During that time, I’ve learned that a big part of the consumer backlash against GMOs rests with the fact that food is a very emotional and personal choice for consumers. There’s lots of food to choose from and why should you consume something like GMOs that you fear will cause you harm? Why not reach for the alternative? Of course, the anti-GMO movement has done a tremendous job of promoting and fuelling fear of GMOs. Despite overwhelming scientific evidence (more than 1,000 scientific studies over 30 years); nearly 20 years of biotech crops in the food supply; and three trillion meals and snacks consumed containing biotech ingredients; the movement soldiers on, committed to convincing consumers that the technology is a ticking time bomb poised to wreak havoc on humanity.
But what about the health impacts of tattoos? Lots of people have them, including my friend from the natural section. They must be safe. According to Dr. Andreas Luch, there are about 120 million in the western hemisphere who have at least one tattoo. Earlier this year, Lurch helped author a review of the tattoo health implications for the German Federal Institute for Risk Assessment in Berlin.
Lurch concludes there is very little known about the risks of injecting ink under the skin and there is no proof that it’s safe. A quick check with the US Food and Drug Administration shows it also shares Luch’s contention. The FDA points out the health risks associated with unsterilized needles have been long known, but very little is known about the safety of tattoo inks, especially the ink colourings (pigments) used. Tattoo inks mostly contain organic pigments, but Luch’s assessment notes they can also include preservatives and contaminants like nickel, arsenic and lead. In one study in Switzerland, banned preservatives are found in 14 per cent of tattoo ink samples.
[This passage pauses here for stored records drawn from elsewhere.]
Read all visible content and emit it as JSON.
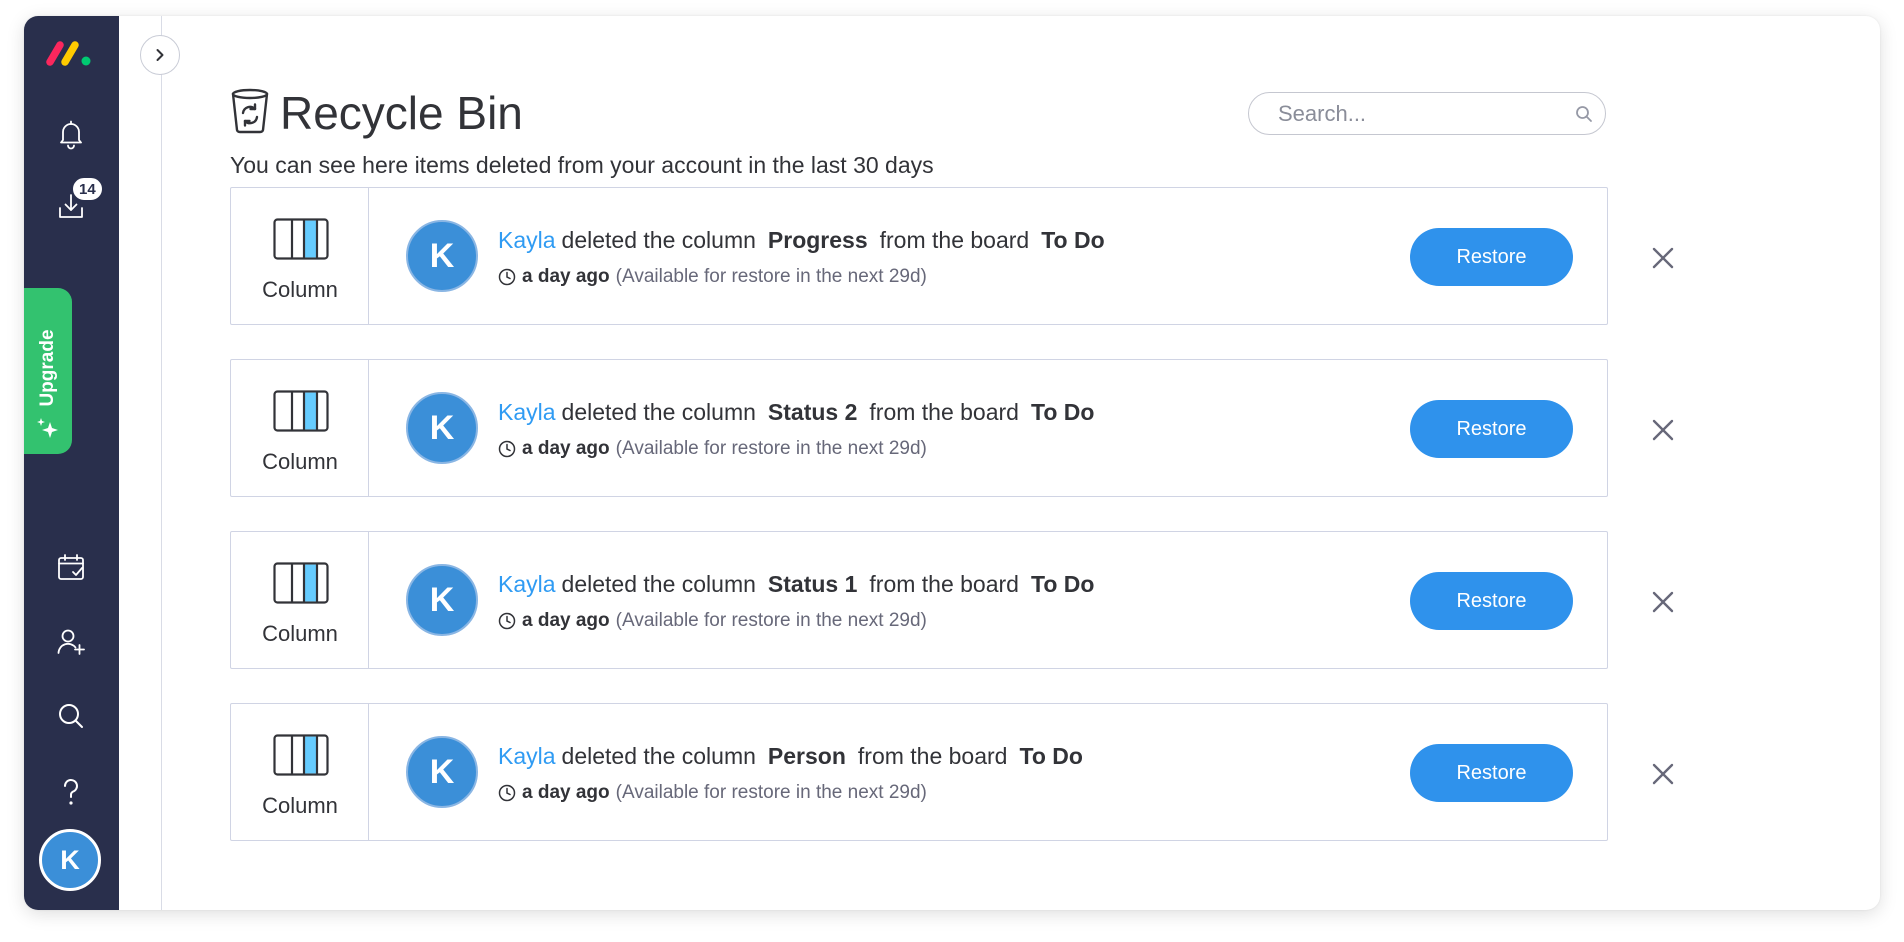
{
  "nav": {
    "notifications_badge": "14",
    "upgrade_label": "Upgrade",
    "avatar_initial": "K"
  },
  "header": {
    "title": "Recycle Bin",
    "subtitle": "You can see here items deleted from your account in the last 30 days"
  },
  "search": {
    "placeholder": "Search..."
  },
  "items": [
    {
      "type_label": "Column",
      "avatar_initial": "K",
      "user": "Kayla",
      "action": "deleted the column",
      "item_name": "Progress",
      "connector": "from the board",
      "board": "To Do",
      "time": "a day ago",
      "availability": "(Available for restore in the next 29d)",
      "restore_label": "Restore"
    },
    {
      "type_label": "Column",
      "avatar_initial": "K",
      "user": "Kayla",
      "action": "deleted the column",
      "item_name": "Status 2",
      "connector": "from the board",
      "board": "To Do",
      "time": "a day ago",
      "availability": "(Available for restore in the next 29d)",
      "restore_label": "Restore"
    },
    {
      "type_label": "Column",
      "avatar_initial": "K",
      "user": "Kayla",
      "action": "deleted the column",
      "item_name": "Status 1",
      "connector": "from the board",
      "board": "To Do",
      "time": "a day ago",
      "availability": "(Available for restore in the next 29d)",
      "restore_label": "Restore"
    },
    {
      "type_label": "Column",
      "avatar_initial": "K",
      "user": "Kayla",
      "action": "deleted the column",
      "item_name": "Person",
      "connector": "from the board",
      "board": "To Do",
      "time": "a day ago",
      "availability": "(Available for restore in the next 29d)",
      "restore_label": "Restore"
    }
  ],
  "colors": {
    "nav_bg": "#292f4c",
    "upgrade_green": "#33c26f",
    "primary_blue": "#2f92ec",
    "link_blue": "#2f9bf3",
    "logo_red": "#fb275d",
    "logo_yellow": "#ffcb00",
    "logo_green": "#00ca72"
  },
  "icons": {
    "logo": "monday-logo",
    "notifications": "bell-icon",
    "inbox": "inbox-download-icon",
    "upgrade": "sparkle-icon",
    "my_work": "calendar-check-icon",
    "invite": "add-person-icon",
    "search": "search-icon",
    "help": "question-icon",
    "expand": "chevron-right-icon",
    "recycle_bin": "recycle-bin-icon",
    "item_type": "column-icon",
    "time": "clock-icon",
    "dismiss": "close-icon"
  }
}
Other tattoo health implications noted in the German report include: one to five per cent of tattoo seekers suffer bacterial infections while some have allergic reactions; unlike surface cosmetics, ink is injected into the skin making it available to blood vessels, nerves and immune cells. Luch also notes that examinations of deceased bodies indicate that fading tattoos are the result of ink loss – in some cases, up to 90 per cent. Where does it go? And we won’t even mention that there are practically no industry standards for ink ingredients and industry regulation is minimal, at best.
If the anti-GMO crowd had this type of ammunition, crop biotechnology wouldn’t stand a chance.
So why doesn’t the potential health implications of tattoos appear to register with consumers? As I see it, just like food, the decision to get a tattoo is a very emotional, personal choice for people. Some are seeking attention; others make a statement of rebellion or self-expression; many honour a loved one; and some are simply vain – excessively proud and concerned about their own appearance. Of course, alcohol has also been known to play a roll … but that’s another story.
I don’t have a tattoo. I was thinking about it until I wrote this column. I need more safety evidence before I get that “I Love GMOs” tattoo. Wonder how that would play in the natural foods section?